Another day, another drive! New Zealand sometimes seems to us, here in Australia, to be a "small country" but nothing could be further from the truth! Our trip research and numerous long drives have prompted me to look up where it stands in World Area Rankings and I was somewhat surprised to find it is actually larger than the United Kingdom. Looking at the map of our trip also shows how little of this wonderful country we have been able to cover in our three weeks here - we may have to come back!
Before we commenced today's drive to Mount Cook, we stopped in for a quick visit to the Te Anau bird sanctuary. This lovely little park does a wonderful job on a number of levels. It is dedicated to native birds, many of the surviving species of which are endangered, through rehabilitation of injured birds and a dedicated breeding programme. It is also open 24/7, allowing visitors to drop in at any time (say, at 8am before a long drive!) to enjoy the rare birds, such as the Takahe, and the expansive views across Lake Te Anau. It was a very relaxed start to the day.
We had to retrace much of our trip down on Monday, which gave us an another opportunity to pause and enjoy - and photograph some more! - the fabulous Lake Wakatipu. After about three hours, we diverted from the road to Wanaka at Cromwell, once a gold centre, now a major food-producing area, and continued up the middle of the country. As we drove along the Eastern shore of Lake Dunstan, an artificial lake created in 1992 by the Clyde dam, we were met by a house - yes, a house! We were waved over to the side of the road by an outlier vehicle, then the relocating house turned up on its low-loader. There was not much room! Fortunately, that was the traffic highlight of our day.
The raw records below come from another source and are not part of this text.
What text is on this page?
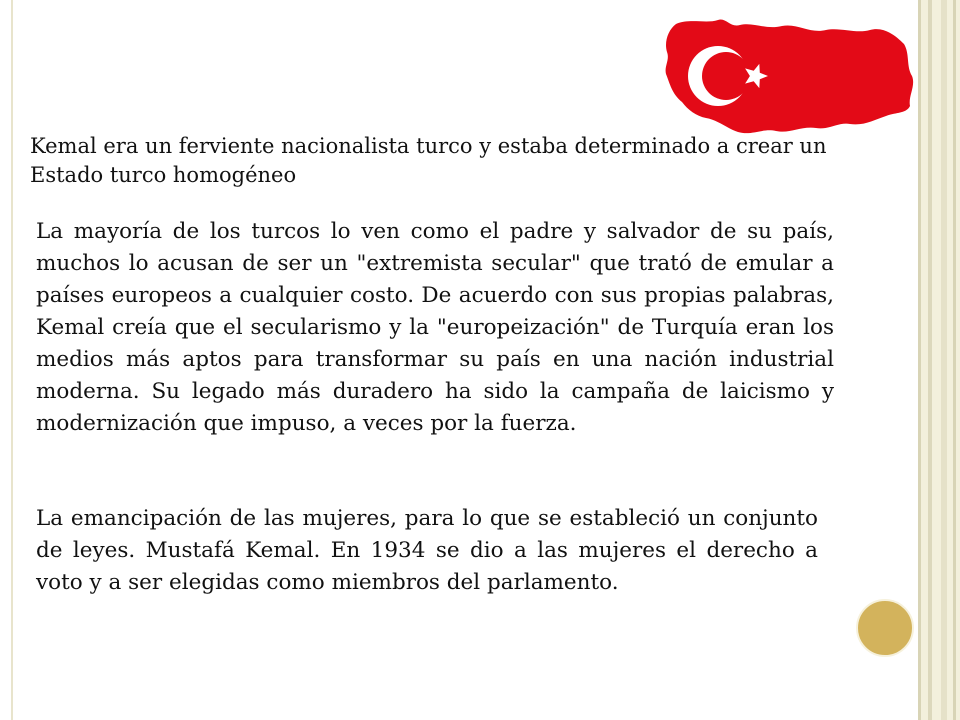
Kemal era un ferviente nacionalista turco y estaba determinado a crear un Estado turco homogéneo

La mayoría de los turcos lo ven como el padre y salvador de su país, muchos lo acusan de ser un "extremista secular" que trató de emular a países europeos a cualquier costo. De acuerdo con sus propias palabras, Kemal creía que el secularismo y la "europeización" de Turquía eran los medios más aptos para transformar su país en una nación industrial moderna. Su legado más duradero ha sido la campaña de laicismo y modernización que impuso, a veces por la fuerza.

La emancipación de las mujeres, para lo que se estableció un conjunto de leyes. Mustafá Kemal. En 1934 se dio a las mujeres el derecho a voto y a ser elegidas como miembros del parlamento.
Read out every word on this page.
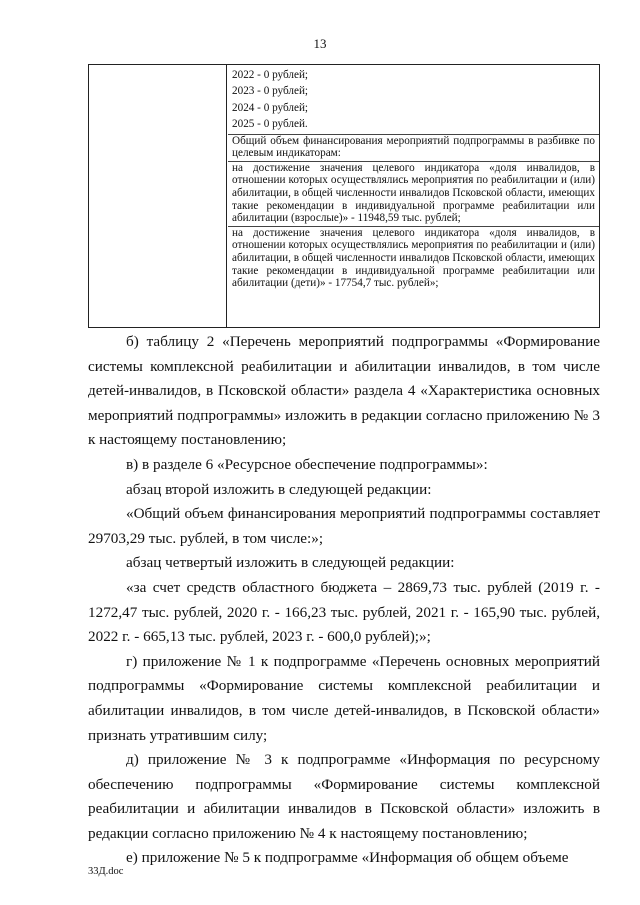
13
2022 - 0 рублей;
2023 - 0 рублей;
2024 - 0 рублей;
2025 - 0 рублей.
Общий объем финансирования мероприятий подпрограммы в разбивке по целевым индикаторам:
на достижение значения целевого индикатора «доля инвалидов, в отношении которых осуществлялись мероприятия по реабилитации и (или) абилитации, в общей численности инвалидов Псковской области, имеющих такие рекомендации в индивидуальной программе реабилитации или абилитации (взрослые)» - 11948,59 тыс. рублей;
на достижение значения целевого индикатора «доля инвалидов, в отношении которых осуществлялись мероприятия по реабилитации и (или) абилитации, в общей численности инвалидов Псковской области, имеющих такие рекомендации в индивидуальной программе реабилитации или абилитации (дети)» - 17754,7 тыс. рублей»;

б) таблицу 2 «Перечень мероприятий подпрограммы «Формирование системы комплексной реабилитации и абилитации инвалидов, в том числе детей-инвалидов, в Псковской области» раздела 4 «Характеристика основных мероприятий подпрограммы» изложить в редакции согласно приложению № 3 к настоящему постановлению;

в) в разделе 6 «Ресурсное обеспечение подпрограммы»:

абзац второй изложить в следующей редакции:

«Общий объем финансирования мероприятий подпрограммы составляет 29703,29 тыс. рублей, в том числе:»;

абзац четвертый изложить в следующей редакции:

«за счет средств областного бюджета – 2869,73 тыс. рублей (2019 г. - 1272,47 тыс. рублей, 2020 г. - 166,23 тыс. рублей, 2021 г. - 165,90 тыс. рублей, 2022 г. - 665,13 тыс. рублей, 2023 г. - 600,0 рублей);»;

г) приложение № 1 к подпрограмме «Перечень основных мероприятий подпрограммы «Формирование системы комплексной реабилитации и абилитации инвалидов, в том числе детей-инвалидов, в Псковской области» признать утратившим силу;

д) приложение № 3 к подпрограмме «Информация по ресурсному обеспечению подпрограммы «Формирование системы комплексной реабилитации и абилитации инвалидов в Псковской области» изложить в редакции согласно приложению № 4 к настоящему постановлению;

е) приложение № 5 к подпрограмме «Информация об общем объеме

33Д.doc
From Cromwell, we drove along the Lindis Valley and up to the Lindis Pass. Unlike Arthur's and Haast Passes, this pass does not lie amongst verdant rainforest. Instead, the pleasant market garden areas gave way to dry, poorly vegetated terrain that looked as if it would struggle to support the few head of sheep we saw. This was probably the starkest evidence on our trip of the rainfall difference between the West and East sides of the Southern Alps. Fortunately, Spring was sufficiently advanced that the snow line was a little above the Lindis Pass, but there was enough snow around to make for very pleasant views on a beautiful, blue-sky day.
We eventually arrived in the small town of Twizel, a very young town, not quite 50 years old. Built as temporary accommodation for hydro-electric construction workers in 1968, Twizel was saved from destruction by the residents in 1983 and is now a significant tourism and service centre. We were on a mission to get to Mount Cook, so our only objective in Twizel was lunch - not any old lunch, mind you, but salmon. A thriving industry in farmed salmon has grown up in this area and our choice for lunch, High Country Salmon, has blended industry and tourism very well. Besides the cafe, HCS also provides opportunities to feed the fish and find out about salmon farming. We tried the salmon chowder and a salmon pie - both were great!
Shortly after leaving Twizel, we turned off the main road and drove along the Western shore of Lake Pukaki. Originally formed as a glacial moraine-dammed lake, Lake Pukaki has since been dammed and now forms part of a complex hydro-electric scheme. Semi-artificial or not, Pukaki is beautiful. It has a distinctive blue which provides a lovely foreground to the mountains beyond. We stopped numerous times to take pictures and pretty soon the pictures included Mount Cook, which gradually rose before us. On arriving at our accommodation in Mount Cook Village, we were delighted to find we had been allocated a ground floor room that opened onto a deck with a great view of Mount Cook.
After unpacking the car and a coffee, we went off for a short hike to a view point above the village. It was steep but fortunately not too long and were were rewarded with some fabulous views over the village and, of course, up to Mount Cook. The lovely weather was holding, so when we returned to our room, we had our evening meal on the deck and enjoyed our view of Mount Cook as the sunset progressed.
For what was just a repositioning drive from Te Anau to Mount Cook, we thought we had enjoyed a really full and interesting day and were now looking forward to our planned activities for our last full day in New Zealand.